- Pick a random θ
- Evaluate J(θ)
- Repeat steps 1 and 2 many times
- Return θ that gives smallests J(θ)
For Linear Regression:
- objective function is Mean Squared Error (MSE) • MSE = J(w, b) = J(θ1, θ2) = 1/N Σ(y_i-θ^Tx^i)^2
- contour plot: each line labeled with MSE – lower means a better fit
- minimum corresponds to parameters (w,b) = (θ1, θ2) that best fit some training dataset
For Linear Regression:
- target function h*(x) is unknown*
- only have access to h(x) through training examples (x(i),y(i))
- want h(x; θ(t)) that best approximates h*(x)
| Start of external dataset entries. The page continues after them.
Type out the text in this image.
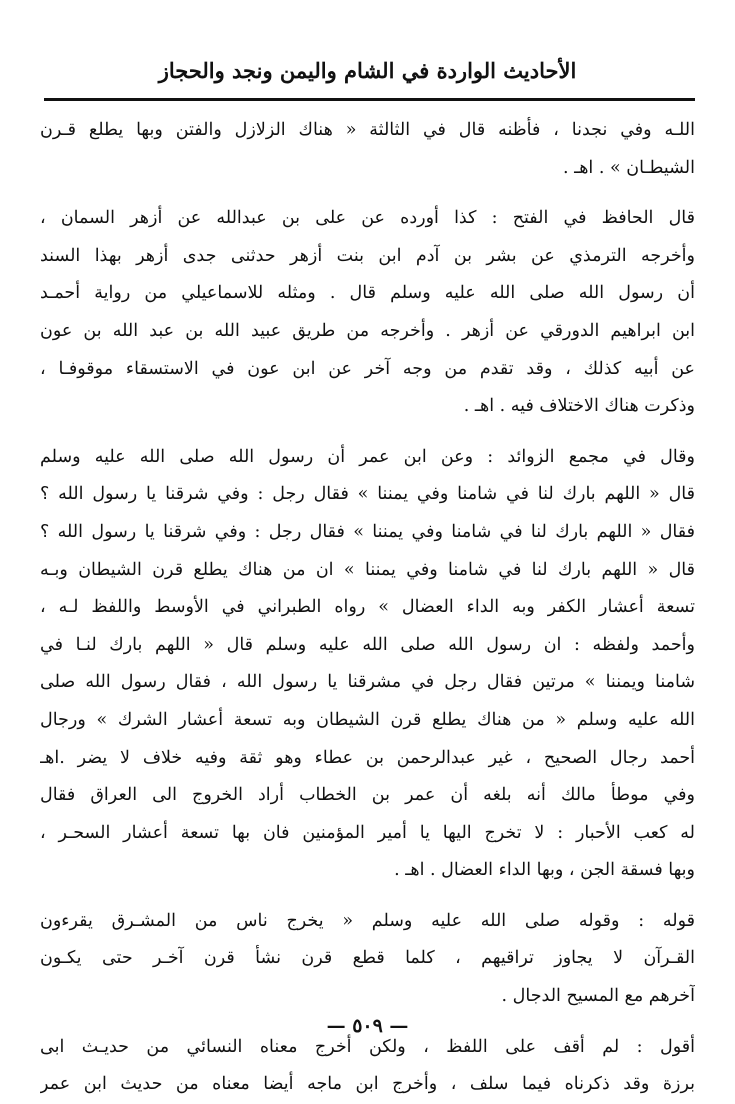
الأحاديث الواردة في الشام واليمن ونجد والحجاز
اللـه وفي نجدنا ، فأظنه قال في الثالثة « هناك الزلازل والفتن وبها يطلع قـرن
الشيطـان » . اهـ .
قال الحافظ في الفتح : كذا أورده عن على بن عبدالله عن أزهر السمان ،
وأخرجه الترمذي عن بشر بن آدم ابن بنت أزهر حدثنى جدى أزهر بهذا السند
أن رسول الله صلى الله عليه وسلم قال . ومثله للاسماعيلي من رواية أحمـد
ابن ابراهيم الدورقي عن أزهر . وأخرجه من طريق عبيد الله بن عبد الله بن عون
عن أبيه كذلك ، وقد تقدم من وجه آخر عن ابن عون في الاستسقاء موقوفـا ،
وذكرت هناك الاختلاف فيه . اهـ .
وقال في مجمع الزوائد : وعن ابن عمر أن رسول الله صلى الله عليه وسلم
قال « اللهم بارك لنا في شامنا وفي يمننا » فقال رجل : وفي شرقنا يا رسول الله ؟
فقال « اللهم بارك لنا في شامنا وفي يمننا » فقال رجل : وفي شرقنا يا رسول الله ؟
قال « اللهم بارك لنا في شامنا وفي يمننا » ان من هناك يطلع قرن الشيطان وبـه
تسعة أعشار الكفر وبه الداء العضال » رواه الطبراني في الأوسط واللفظ لـه ،
وأحمد ولفظه : ان رسول الله صلى الله عليه وسلم قال « اللهم بارك لنـا في
شامنا ويمننا » مرتين فقال رجل في مشرقنا يا رسول الله ، فقال رسول الله صلى
الله عليه وسلم « من هناك يطلع قرن الشيطان وبه تسعة أعشار الشرك » ورجال
أحمد رجال الصحيح ، غير عبدالرحمن بن عطاء وهو ثقة وفيه خلاف لا يضر .اهـ
وفي موطأ مالك أنه بلغه أن عمر بن الخطاب أراد الخروج الى العراق فقال
له كعب الأحبار : لا تخرج اليها يا أمير المؤمنين فان بها تسعة أعشار السحـر ،
وبها فسقة الجن ، وبها الداء العضال . اهـ .
قوله : وقوله صلى الله عليه وسلم « يخرج ناس من المشـرق يقرءون
القـرآن لا يجاوز تراقيهم ، كلما قطع قرن نشأ قرن آخـر حتى يكـون
آخرهم مع المسيح الدجال .
أقول : لم أقف على اللفظ ، ولكن أخرج معناه النسائي من حديـث ابى
برزة وقد ذكرناه فيما سلف ، وأخرج ابن ماجه أيضا معناه من حديث ابن عمر
— ٥٠٩ —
- enable generalization w/inductive bias that restricts hypothesis class to linear functions
Algorithm
- Choose an initial point θ
- Repeat:
- Compute gradient g = ▽J(θ)
- Choose a step size γ
- Update θ<-θ-γg
- Return θ when stopping criterion is met
Remarks:
- Starting point
- θ = 0
- θ randomly
- Stopping criterion
- ||▽J(θ)||_2 < ε ε=10^-8
- Step size
- fixed value γ = 0.1
- exact line search
- backtracking line search
- MSE
- J(θ) = 1/N ΣJ^i(θ) where J^i(θ) = 1/2(y^i - θ^Tx^i)^2 (1/2 doesn't affect argmin)
- d J^i(θ) / dθ_j
- = (y^i - θ^Tx^i) d/dθ_j (y^i - θ^Tx^i)
- = (y^i - θ^Tx^i) d/dθ_j (y^i - Σθ_m x_m^i)
- = -(y^i - θ^Tx^i) x_j
- ▽J^i(θ)
- = [d J^i(θ) / dθ_1, d J^i(θ) / dθ_2, ... , d J^i(θ) / dθ_m]^T
- = - (y^i - θ^Tx^i) x^i (which is a scalar multiple with vector)
- ▽J(θ)
- = ▽(1/N ΣJ^i(θ))
- = 1/N Σ▽J^i(θ)
- = 1/N Σ-(y^i - θ^Tx^i)x^i
- Function f: R^M->R is convex
- if x1 ∈ R^M x2 ∈ R^M
- f(tx_1+(1-t)x_2) <= tf(x_1) + (1-t)f(x_2)
- Each local minimum is a global minimum
- A nonconvex function is not convex
- Each local minimum in nonconvex function is not necessarily a global minimum
- Each local minimum of a convex function is also a global minimum
- A strictly convex function has a unique global minimum
- The Mean Squared Error function, which we minimize for learning the parameters of Linear Regression, is convex!
- ...but in the general case it is not strictly convex.
- θ^
- = argmin{θ}
- = 1 / N Σ 1/2 (y^(i)-(θ^Tx^(i)))^2
- = (X^TX)^(-1)(X^TY)
- X^T M × N
- X N × M
- Y N × 1